Chinese airliners fell the hardest among the Hang Seng Index (INDEXHANGSENG:.HSI) components. China Southern Airlines (HKG:1055) tumbled 4.1 percent followed by Air China (HKG:0753) and China Eastern Airlines (HKG:0670). China Shenhua (HKG:1088), the largest Chinese coal miner, fell 3.0 percent in Hong Kong and was the worst performing China stock of the SSE-50 Index, measuring the performance of the 50 largest Shanghai listed public companies. But insurers weathered the storm well; shares of Ping An Insurance (HKG:2318) was among the best five performing Hang Seng Index components while China Pacific Insurance (SHA:601601) rose 1.5 percent in Shanghai. Shares of China Life Insurance (HKG:2628) (SHA:601628) (NYSE:LFC), the largest Chinese life insurer, fell 0.6 percent in Hong Kong but advanced 0.2 percent in Shanghai.
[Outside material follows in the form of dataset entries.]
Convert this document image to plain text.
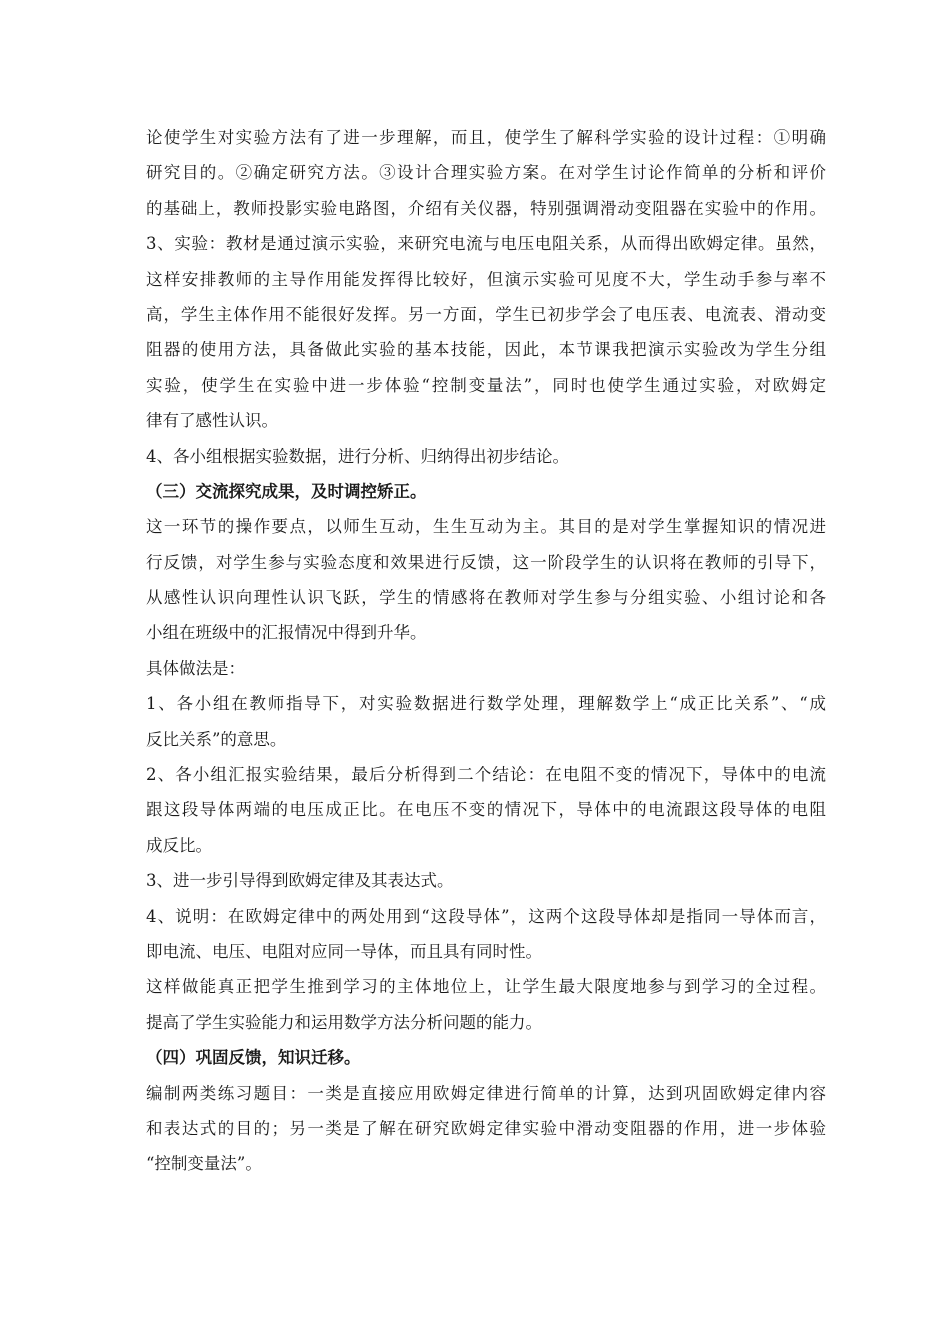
论使学生对实验方法有了进一步理解，而且，使学生了解科学实验的设计过程：①明确
研究目的。②确定研究方法。③设计合理实验方案。在对学生讨论作简单的分析和评价
的基础上，教师投影实验电路图，介绍有关仪器，特别强调滑动变阻器在实验中的作用。
3、实验：教材是通过演示实验，来研究电流与电压电阻关系，从而得出欧姆定律。虽然，
这样安排教师的主导作用能发挥得比较好，但演示实验可见度不大，学生动手参与率不
高，学生主体作用不能很好发挥。另一方面，学生已初步学会了电压表、电流表、滑动变
阻器的使用方法，具备做此实验的基本技能，因此，本节课我把演示实验改为学生分组
实验，使学生在实验中进一步体验“控制变量法”，同时也使学生通过实验，对欧姆定
律有了感性认识。
4、各小组根据实验数据，进行分析、归纳得出初步结论。
（三）交流探究成果，及时调控矫正。
这一环节的操作要点，以师生互动，生生互动为主。其目的是对学生掌握知识的情况进
行反馈，对学生参与实验态度和效果进行反馈，这一阶段学生的认识将在教师的引导下，
从感性认识向理性认识飞跃，学生的情感将在教师对学生参与分组实验、小组讨论和各
小组在班级中的汇报情况中得到升华。
具体做法是：
1、各小组在教师指导下，对实验数据进行数学处理，理解数学上“成正比关系”、“成
反比关系”的意思。
2、各小组汇报实验结果，最后分析得到二个结论：在电阻不变的情况下，导体中的电流
跟这段导体两端的电压成正比。在电压不变的情况下，导体中的电流跟这段导体的电阻
成反比。
3、进一步引导得到欧姆定律及其表达式。
4、说明：在欧姆定律中的两处用到“这段导体”，这两个这段导体却是指同一导体而言，
即电流、电压、电阻对应同一导体，而且具有同时性。
这样做能真正把学生推到学习的主体地位上，让学生最大限度地参与到学习的全过程。
提高了学生实验能力和运用数学方法分析问题的能力。
（四）巩固反馈，知识迁移。
编制两类练习题目：一类是直接应用欧姆定律进行简单的计算，达到巩固欧姆定律内容
和表达式的目的；另一类是了解在研究欧姆定律实验中滑动变阻器的作用，进一步体验
“控制变量法”。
Tencent Holdings (HKG:0700), the largest Chinese internet portal, reported earnings after the close in Hong Kong on Wednesday. Revenue and net income beat analysts forecast as its popular instant messaging service continued to dominate the marketplace, while its advertising revenue soared. This might help Sina Corp. (NASDAQ:SINA) and Sohu.com (NASDAQ:SOHU) to outperform the broad market on Wednesday.
China Life Insurance (NYSE:LFC) is expected to find direction from Hong Kong, e.g. heading south. Chinese coal miners and energy stocks will be under pressure as energy prices slumped.